Чересполосица, полосы и полоски… Сверху видел я их во Франции, в Пакистане, в Канаде и в других странах. И уже не помню где, в каком путешествии, над чьими полями, вспомнил еще одного веселого земляка с его необычной привычкой.

Дядька Тодар Климович, за глаза Грамузда, напасши в воскресенье или в другой праздник коня где-нибудь на лужайке или на меже, отводил его на выгон по улице деревни, затем по дороге, а сам возвращался домой иначе. Шел по полю поперек загонов — по житу, по овсу, по картошке, по клеверу. Шел помаленьку, отдыхал таким путем и думал. Может, читал на этих полосах и полосках живую историю родной деревни, расслоение ее на богатых, бедных и беднейших, а может, просто радость чувствовал — от чередования посевов и словно от полета. Вот я иду по земле, а будто лечу над нею, без всякой дороги… За это ему никто никогда и ничего не сказал. Все соседи сразу всей деревней не соберутся ради того, чтоб обсудить («Чего ты топчешься по хлебу, а?»), а каждый по отдельности — ат, подумаешь! Разве что посмеется кто, один другому скажет: «Видишь, бусел опять пошагал!..»

Грамузда — кличка с самого детства. Еще в той старенькой школе, что сгорела в оккупацию, когда-то маленький Тодарка должен был рассказать учительнице басню Крылова «Ворона и лисица». А он не выучил. Когда ему сзади шепнули очередную строчку «На ель ворона взгромоздясь», он, белорусский хлопчик, повторил ее по-своему: «Ворона ела грамузду». И с того пошло. Мало, что смешно, так еще и непонятно — грамузда, отчего и смешней.

Все нижнебайдунские прозвища начинались со смешного, за каждым из них был потешный случай.

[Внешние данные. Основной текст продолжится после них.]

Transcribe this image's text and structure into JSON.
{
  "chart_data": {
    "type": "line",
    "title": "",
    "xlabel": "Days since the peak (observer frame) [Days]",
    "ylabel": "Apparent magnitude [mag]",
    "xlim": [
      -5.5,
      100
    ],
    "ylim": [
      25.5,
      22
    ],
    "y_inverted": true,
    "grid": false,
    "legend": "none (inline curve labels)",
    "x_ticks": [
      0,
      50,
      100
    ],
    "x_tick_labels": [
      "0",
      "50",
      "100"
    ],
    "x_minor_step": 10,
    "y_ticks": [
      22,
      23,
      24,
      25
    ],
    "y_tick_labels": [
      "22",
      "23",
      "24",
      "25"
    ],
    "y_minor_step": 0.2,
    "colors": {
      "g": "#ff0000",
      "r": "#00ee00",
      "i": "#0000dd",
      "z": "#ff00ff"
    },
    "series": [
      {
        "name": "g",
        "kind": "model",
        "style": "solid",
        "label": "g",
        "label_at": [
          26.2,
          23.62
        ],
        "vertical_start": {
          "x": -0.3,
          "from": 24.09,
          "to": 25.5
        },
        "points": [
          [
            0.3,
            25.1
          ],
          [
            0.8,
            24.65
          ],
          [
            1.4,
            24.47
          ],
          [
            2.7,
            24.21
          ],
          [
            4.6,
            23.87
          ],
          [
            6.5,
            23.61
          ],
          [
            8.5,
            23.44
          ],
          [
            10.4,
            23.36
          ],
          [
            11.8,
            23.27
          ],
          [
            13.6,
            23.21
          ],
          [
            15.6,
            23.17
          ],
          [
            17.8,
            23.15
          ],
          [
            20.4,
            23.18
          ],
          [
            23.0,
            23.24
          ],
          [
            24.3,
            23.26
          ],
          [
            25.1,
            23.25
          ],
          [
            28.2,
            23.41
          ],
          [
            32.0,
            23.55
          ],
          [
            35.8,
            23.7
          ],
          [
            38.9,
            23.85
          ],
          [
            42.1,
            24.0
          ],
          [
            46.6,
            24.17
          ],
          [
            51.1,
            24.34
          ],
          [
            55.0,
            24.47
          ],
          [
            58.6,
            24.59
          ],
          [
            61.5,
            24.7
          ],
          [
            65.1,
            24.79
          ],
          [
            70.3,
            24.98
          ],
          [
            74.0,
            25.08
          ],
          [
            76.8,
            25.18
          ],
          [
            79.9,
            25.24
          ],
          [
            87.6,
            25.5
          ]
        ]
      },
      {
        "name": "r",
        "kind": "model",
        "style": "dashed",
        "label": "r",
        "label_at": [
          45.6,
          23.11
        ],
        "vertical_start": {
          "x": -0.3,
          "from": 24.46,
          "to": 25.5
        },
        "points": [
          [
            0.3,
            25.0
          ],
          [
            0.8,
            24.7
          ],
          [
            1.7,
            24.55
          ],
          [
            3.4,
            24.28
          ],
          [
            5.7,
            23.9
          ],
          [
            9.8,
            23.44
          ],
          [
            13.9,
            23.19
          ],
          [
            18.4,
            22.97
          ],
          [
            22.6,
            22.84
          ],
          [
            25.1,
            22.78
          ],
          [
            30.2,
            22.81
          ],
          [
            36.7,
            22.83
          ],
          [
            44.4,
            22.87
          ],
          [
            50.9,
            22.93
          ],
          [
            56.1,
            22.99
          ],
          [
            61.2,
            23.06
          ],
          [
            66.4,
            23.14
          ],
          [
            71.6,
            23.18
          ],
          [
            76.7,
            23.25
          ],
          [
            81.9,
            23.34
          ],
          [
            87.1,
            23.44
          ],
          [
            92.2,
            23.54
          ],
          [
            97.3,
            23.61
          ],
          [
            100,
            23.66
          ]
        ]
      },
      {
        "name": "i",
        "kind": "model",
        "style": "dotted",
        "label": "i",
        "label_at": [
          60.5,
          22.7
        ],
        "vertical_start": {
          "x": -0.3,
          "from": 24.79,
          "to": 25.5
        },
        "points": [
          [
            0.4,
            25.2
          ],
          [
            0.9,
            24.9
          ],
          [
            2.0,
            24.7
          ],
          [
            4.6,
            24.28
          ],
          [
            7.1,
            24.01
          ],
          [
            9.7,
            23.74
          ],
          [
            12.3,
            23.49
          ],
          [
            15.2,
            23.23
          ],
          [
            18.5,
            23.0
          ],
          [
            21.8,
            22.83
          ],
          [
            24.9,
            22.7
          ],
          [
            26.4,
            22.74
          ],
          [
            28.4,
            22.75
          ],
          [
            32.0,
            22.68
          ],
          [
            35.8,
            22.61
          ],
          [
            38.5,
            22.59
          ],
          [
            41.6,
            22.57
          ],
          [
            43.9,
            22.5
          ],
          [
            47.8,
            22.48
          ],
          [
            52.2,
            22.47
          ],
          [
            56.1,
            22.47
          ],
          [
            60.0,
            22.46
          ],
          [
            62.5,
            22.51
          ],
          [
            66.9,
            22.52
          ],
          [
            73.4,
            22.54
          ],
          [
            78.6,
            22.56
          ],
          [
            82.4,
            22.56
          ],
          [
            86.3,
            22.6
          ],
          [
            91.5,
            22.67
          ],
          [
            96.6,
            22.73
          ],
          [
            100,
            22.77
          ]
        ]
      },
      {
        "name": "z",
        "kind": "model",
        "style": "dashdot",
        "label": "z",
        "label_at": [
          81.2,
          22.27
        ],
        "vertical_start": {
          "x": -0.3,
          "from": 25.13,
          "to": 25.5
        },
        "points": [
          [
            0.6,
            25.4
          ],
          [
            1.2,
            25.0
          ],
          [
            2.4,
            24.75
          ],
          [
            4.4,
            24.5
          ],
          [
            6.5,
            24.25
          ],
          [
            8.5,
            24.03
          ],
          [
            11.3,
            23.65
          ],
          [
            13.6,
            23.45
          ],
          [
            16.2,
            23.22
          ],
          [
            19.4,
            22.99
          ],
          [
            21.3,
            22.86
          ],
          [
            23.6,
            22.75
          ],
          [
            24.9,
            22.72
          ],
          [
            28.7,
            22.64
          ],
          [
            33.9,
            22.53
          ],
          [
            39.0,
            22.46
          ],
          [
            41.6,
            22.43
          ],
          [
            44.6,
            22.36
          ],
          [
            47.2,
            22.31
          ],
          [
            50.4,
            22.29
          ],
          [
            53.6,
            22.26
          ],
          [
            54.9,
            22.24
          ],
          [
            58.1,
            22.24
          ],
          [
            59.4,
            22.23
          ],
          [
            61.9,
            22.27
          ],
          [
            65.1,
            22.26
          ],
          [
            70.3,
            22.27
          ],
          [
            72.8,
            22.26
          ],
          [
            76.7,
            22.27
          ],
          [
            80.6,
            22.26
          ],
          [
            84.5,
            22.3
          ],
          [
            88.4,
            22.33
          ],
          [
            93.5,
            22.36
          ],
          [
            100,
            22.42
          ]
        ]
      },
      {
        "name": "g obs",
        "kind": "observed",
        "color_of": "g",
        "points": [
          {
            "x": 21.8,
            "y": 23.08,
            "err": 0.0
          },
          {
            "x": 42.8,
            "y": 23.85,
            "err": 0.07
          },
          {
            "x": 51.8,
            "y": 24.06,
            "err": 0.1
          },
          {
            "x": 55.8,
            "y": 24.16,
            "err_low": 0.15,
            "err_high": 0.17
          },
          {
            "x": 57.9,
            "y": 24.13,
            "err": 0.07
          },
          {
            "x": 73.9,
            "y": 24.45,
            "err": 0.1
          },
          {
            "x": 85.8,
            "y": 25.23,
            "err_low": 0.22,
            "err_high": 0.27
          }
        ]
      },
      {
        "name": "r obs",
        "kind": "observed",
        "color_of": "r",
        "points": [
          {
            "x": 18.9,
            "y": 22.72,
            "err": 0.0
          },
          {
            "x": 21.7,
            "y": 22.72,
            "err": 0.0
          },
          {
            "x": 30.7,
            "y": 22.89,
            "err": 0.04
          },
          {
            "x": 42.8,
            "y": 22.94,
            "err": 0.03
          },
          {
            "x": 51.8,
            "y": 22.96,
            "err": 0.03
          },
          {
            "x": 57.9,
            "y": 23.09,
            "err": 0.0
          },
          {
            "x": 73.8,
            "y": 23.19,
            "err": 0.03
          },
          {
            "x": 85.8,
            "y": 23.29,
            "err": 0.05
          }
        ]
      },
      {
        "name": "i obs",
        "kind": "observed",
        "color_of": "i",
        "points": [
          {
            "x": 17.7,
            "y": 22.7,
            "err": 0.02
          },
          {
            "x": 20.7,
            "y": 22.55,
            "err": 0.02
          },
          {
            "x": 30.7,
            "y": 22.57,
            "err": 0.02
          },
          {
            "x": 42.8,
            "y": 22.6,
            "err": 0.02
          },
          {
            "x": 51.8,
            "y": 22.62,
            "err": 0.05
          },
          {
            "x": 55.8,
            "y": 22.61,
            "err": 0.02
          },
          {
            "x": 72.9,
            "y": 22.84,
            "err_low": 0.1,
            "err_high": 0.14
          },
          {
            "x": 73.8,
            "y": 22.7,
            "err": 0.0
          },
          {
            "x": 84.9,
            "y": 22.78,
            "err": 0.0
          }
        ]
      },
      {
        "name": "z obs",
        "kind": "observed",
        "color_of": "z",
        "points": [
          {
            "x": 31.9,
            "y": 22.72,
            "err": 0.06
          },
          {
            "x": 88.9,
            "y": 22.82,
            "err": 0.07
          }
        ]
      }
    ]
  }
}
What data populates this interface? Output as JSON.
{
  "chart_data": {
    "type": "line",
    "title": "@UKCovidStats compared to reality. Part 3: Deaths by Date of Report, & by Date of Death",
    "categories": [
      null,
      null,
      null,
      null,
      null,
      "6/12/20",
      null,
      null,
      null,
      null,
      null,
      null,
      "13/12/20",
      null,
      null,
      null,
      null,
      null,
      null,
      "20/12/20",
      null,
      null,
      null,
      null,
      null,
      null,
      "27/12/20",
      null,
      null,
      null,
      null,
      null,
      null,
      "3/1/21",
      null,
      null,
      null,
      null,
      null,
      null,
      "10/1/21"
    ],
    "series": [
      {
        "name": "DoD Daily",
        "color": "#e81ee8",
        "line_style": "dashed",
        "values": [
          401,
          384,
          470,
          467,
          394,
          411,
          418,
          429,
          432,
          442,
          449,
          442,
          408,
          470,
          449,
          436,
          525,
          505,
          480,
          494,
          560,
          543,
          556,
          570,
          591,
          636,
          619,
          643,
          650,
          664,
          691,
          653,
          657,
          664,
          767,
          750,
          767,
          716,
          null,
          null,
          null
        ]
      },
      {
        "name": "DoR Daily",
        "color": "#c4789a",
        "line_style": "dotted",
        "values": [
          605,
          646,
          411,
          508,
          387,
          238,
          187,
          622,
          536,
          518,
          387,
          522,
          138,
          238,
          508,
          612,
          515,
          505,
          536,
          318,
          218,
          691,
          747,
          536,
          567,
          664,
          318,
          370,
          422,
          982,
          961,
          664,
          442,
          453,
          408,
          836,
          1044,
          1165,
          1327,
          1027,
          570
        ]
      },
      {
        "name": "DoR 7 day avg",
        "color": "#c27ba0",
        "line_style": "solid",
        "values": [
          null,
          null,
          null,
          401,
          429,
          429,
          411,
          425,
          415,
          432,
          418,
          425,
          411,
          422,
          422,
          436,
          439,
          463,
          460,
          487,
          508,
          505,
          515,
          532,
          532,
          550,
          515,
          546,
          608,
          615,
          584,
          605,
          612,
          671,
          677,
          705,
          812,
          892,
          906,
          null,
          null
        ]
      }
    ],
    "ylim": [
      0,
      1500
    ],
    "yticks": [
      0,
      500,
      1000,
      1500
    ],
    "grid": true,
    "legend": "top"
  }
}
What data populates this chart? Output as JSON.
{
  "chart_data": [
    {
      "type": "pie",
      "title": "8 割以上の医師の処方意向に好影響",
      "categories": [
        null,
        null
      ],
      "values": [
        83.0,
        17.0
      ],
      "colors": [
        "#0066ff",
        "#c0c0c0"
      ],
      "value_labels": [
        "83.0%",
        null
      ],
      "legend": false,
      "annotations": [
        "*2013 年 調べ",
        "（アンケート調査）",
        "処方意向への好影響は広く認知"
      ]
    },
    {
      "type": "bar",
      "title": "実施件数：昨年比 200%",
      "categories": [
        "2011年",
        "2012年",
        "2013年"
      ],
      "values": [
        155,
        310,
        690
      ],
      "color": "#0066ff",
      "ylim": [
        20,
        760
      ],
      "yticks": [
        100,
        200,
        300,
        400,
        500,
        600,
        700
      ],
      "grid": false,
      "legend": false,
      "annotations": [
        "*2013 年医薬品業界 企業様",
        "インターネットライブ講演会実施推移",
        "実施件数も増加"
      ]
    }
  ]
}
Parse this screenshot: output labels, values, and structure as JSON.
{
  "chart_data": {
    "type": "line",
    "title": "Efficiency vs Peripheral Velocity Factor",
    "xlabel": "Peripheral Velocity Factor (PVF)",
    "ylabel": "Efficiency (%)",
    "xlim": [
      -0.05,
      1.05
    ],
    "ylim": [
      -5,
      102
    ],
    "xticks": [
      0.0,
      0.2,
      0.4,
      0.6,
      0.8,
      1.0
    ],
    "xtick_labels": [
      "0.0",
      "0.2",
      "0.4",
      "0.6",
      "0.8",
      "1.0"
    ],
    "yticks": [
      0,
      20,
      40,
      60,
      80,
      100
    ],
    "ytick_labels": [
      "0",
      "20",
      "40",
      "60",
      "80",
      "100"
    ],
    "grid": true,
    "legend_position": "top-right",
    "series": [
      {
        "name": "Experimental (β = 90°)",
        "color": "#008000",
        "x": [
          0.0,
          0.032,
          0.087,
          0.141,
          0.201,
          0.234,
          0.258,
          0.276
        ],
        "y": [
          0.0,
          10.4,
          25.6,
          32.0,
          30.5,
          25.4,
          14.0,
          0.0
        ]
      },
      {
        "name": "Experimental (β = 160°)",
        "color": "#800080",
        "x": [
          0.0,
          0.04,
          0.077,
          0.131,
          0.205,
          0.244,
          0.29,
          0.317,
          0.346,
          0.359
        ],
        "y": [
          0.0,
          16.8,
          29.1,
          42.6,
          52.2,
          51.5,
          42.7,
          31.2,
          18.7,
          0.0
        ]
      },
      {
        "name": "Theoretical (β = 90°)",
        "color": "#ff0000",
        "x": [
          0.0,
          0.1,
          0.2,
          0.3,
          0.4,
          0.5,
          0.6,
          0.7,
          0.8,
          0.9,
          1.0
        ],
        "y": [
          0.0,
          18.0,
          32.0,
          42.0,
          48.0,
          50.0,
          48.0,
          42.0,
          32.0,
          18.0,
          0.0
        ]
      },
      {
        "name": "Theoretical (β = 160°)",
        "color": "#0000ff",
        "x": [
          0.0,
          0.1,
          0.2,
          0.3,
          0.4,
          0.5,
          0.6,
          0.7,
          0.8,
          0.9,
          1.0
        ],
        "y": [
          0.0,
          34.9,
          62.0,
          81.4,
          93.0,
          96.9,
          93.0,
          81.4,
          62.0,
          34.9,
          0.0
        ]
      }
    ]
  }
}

Злого здоровилу Жмаку прозывали еще и Бог-бачко. В школе на уроке «закона божьего» поп приказал малому назвать «лица пресвятыя троицы». Тот тянул кое-как на подсказке, и вышло у него, тогда беззубо-шепеляво, так: «Бог-очеч… Бог-шин и… и бог-бачко!»

К низкорослому кузнецу Пучку с самого малолетства целая фраза прилипла в качестве прозвища: «Не хочу хлеба, дай сала». Клянчил, шкварку у матери просил, а она была баба веселая, надела ему торбочку: «Иди, сынок, попроси милостыню, потому что у нас уже того сала ни бородавочки нема». И он пошел. Соседки смеются, хлеба малому дают, а он шмыгает носом с мороза и: «Не хочу хлеба, дай сала».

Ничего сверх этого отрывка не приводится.